Under the SAP, the process of applying for access begins only after a specific patient is already seriously ill and in need of a drug that is not available in Canada. Having to go through this process, which requires substantial documentation for each course of treatment for each patient, can create delays in access. Sometimes the application is not approved at all. The new regulations preapprove bulk importation of certain products, shifting the remaining administrative requirements until after the drug has arrived in Canada. Just as the government is now explicitly acknowledging that the SAP “was never intended for use in a population health treatment context to address a public health emergency such as the current opioid crisis in Canada,” the time has come to recognize that it was also never intended as a path to accessing proven essential medicines of long-established importance.
Having no recourse other than applying to the SAP affects the ability of physicians to meet well-established standards of care, not only for NTDs but also for diseases that have been the cause of past Canadian health crises. Tuberculosis was Canada’s leading cause of death at the time of Confederation; as the country celebrates its 150th birthday, TB’s profile may have declined but the disease itself persists. For Indigenous communities where it remains a serious threat, the new regulations are already proving valuable: The initial list of drugs that can be imported includes rifapentine, an essential medicine for treating latent TB infection, for use in populations under the jurisdiction of the First Nations and Inuit Health Branch.
Meanwhile, elsewhere in the country, migration and travel have drawn Canada into the global epidemic of multidrug-resistant TB. Nonetheless, more than half of the essential medicines used to treat drug-resistant TB, including both older drugs and new medicines like bedaquiline and delamanid, are not sold in Canada, and there is little indication they will be coming to market here.

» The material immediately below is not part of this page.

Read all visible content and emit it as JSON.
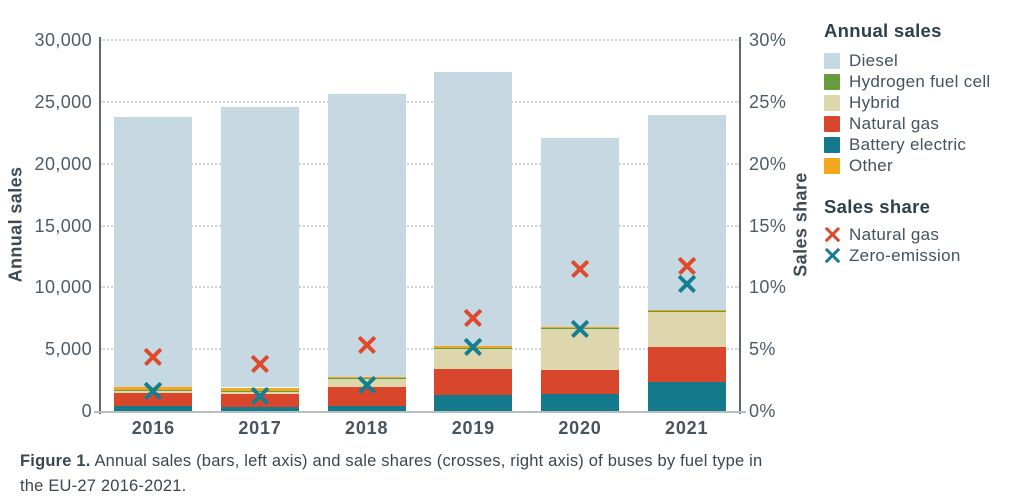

Where the urgent need for treatment is at the individual rather than population level, the SAP remains the only option. Whether new or old, medicines are effective only if they can actually be used.
Connecting Canadians with proven essential medicines for serious diseases in a timely manner should be a priority well before a problem becomes an “urgent health need” at the population level. Instead, we are at the mercy of ill-fitting bureaucratic mechanisms and businesses that see us as a “smaller market.” Health Canada has decided, quite sensibly, that the severity of the opioid crisis justifies the importation of drugs that are not only unapproved for sale in Canada but also, in some cases, subject to further restrictions under the Controlled Drugs and Substances Act. Importing prescription heroin (diacetylmorphine) is likely to remain politically controversial despite its utility; by contrast, the most controversial issue about Nobel-Prize-winning essential medicines is simply why they are not already available.
Improving Canadians’ access to an identified list of proven essential medicines using a mechanism similar to these regulations should be uncontroversial and an easy win for public health, even in the absence of a catastrophic catalyst. Many of these medicines are available not only in the US, the EU and Switzerland but in a large number of countries other than Canada; high-quality, reliable sources should not be difficult to find. The new regulations show that solutions are possible; if action only follows a full-blown crisis, it will always come too late.